Jake and I were supposed to see each other before I left, so I decide to send him a text reminding him.

Me:
Hey! Jen and I are leaving soon. Come to my room when you get back from class.

Jake:
Sorry, babe. Can’t. My prof needs to talk to me.

Me:
That sucks :( I’ll miss you.

Jake:
Yep

Me:
Call me later?

Jake:
Yep

Yep
? I hate texting.

Jenna sends me a text telling me to meet down at her car. I take a shaky breath, hoping that this isn’t the end for me and Jake, before I grab my bag and lock my door. When I get down to Jenna’s car, I load my duffle bag into the trunk and go sit in the passenger seat. Jenna is going to visit her family while I visit mine.
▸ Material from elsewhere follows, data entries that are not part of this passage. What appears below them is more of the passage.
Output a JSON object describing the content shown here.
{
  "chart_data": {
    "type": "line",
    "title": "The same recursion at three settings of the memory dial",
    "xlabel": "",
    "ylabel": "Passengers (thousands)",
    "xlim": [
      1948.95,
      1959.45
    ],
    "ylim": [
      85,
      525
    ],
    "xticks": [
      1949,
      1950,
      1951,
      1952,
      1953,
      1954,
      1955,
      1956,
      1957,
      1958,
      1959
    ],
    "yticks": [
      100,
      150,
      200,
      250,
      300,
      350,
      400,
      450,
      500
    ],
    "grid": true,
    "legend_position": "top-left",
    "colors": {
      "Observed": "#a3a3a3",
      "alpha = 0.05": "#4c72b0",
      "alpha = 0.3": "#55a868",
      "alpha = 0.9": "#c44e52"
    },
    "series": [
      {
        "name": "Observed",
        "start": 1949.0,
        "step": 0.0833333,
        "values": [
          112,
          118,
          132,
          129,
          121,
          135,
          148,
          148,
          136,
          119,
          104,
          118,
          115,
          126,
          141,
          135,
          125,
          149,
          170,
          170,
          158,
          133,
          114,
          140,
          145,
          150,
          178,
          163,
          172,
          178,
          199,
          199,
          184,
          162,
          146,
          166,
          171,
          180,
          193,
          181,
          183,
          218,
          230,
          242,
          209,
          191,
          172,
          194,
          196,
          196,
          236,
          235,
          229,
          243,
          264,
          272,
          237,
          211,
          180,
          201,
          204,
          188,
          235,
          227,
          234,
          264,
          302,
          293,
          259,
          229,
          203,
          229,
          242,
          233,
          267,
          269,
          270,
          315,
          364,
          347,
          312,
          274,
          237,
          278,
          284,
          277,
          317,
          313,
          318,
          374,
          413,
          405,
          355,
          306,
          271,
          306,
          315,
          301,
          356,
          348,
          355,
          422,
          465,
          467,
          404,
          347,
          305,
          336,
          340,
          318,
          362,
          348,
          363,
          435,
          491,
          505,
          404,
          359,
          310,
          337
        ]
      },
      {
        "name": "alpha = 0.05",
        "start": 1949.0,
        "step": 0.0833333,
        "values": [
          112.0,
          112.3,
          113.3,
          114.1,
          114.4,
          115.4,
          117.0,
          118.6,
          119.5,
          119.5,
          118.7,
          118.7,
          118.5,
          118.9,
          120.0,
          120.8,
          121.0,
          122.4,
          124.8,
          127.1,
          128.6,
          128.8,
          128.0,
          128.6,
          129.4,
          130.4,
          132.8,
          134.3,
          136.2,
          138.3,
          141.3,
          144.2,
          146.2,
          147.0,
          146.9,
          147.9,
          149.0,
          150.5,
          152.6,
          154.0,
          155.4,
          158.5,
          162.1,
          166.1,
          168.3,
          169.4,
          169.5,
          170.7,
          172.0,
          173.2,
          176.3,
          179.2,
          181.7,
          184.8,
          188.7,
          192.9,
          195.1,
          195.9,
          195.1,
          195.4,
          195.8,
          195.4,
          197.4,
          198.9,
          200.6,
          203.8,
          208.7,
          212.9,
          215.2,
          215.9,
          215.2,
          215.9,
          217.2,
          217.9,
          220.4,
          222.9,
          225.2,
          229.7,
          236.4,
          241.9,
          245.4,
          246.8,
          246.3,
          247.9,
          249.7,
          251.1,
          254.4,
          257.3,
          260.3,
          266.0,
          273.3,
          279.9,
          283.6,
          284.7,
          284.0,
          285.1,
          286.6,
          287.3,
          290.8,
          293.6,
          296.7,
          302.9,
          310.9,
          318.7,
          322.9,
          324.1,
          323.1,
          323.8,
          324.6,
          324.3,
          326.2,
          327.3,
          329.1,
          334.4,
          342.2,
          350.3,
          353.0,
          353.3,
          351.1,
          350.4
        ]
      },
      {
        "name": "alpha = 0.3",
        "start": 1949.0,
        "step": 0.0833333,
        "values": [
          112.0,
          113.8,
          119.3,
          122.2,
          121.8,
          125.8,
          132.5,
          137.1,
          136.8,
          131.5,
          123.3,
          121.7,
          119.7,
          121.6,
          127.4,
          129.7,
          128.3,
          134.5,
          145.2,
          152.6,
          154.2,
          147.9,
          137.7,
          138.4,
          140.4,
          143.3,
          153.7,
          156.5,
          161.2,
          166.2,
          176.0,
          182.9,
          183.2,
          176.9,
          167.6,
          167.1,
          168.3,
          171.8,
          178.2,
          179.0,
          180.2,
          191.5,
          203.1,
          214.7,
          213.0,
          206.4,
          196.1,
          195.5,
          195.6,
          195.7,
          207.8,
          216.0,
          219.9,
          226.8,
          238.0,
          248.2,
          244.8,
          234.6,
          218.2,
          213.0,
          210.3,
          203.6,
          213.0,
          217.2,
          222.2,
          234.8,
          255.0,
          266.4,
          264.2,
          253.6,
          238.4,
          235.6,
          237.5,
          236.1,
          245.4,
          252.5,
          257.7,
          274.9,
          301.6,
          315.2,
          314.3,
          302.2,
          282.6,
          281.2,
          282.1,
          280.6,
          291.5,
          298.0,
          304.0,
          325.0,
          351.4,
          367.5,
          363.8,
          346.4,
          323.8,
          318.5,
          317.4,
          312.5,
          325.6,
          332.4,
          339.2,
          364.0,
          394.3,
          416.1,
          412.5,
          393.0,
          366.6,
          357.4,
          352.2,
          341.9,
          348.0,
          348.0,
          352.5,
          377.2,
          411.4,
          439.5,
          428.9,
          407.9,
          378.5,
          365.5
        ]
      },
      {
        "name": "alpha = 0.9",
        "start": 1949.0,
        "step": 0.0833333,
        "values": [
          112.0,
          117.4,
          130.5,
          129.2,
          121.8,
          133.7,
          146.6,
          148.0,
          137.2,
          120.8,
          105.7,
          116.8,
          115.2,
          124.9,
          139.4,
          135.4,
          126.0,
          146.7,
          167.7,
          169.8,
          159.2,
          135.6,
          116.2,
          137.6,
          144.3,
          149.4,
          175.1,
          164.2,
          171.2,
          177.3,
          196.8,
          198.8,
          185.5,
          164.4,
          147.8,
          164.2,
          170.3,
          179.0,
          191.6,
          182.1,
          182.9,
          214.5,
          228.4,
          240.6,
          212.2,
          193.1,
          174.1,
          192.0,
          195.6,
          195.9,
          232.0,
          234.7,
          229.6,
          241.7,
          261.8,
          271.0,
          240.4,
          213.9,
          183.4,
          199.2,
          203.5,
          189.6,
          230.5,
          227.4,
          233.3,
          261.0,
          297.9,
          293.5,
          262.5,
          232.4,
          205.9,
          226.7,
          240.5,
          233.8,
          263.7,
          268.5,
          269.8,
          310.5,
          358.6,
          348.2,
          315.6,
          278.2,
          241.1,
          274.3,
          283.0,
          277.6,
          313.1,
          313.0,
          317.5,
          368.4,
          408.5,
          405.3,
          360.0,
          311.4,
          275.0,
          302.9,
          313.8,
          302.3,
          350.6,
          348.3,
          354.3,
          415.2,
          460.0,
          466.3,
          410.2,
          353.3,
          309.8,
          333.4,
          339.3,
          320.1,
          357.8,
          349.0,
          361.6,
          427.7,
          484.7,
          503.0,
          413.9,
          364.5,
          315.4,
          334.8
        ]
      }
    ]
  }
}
I can’t wait to see my family. I only see Dad and Monica every other month. And even though Chad and I live in the same city we don’t get to see each other very often. He’s very busy and I am too. My mom would hate that we don’t see each other more often.

She would sit us down and have a conversation about how family is everything and no matter what we always need to put each other first. She would tell us that you never know when we may not have the opportunity to see each other every day. I’m pretty sure she would have been talking about me going to New York and Chad being on deployment. Not the type of permanence that comes along with death.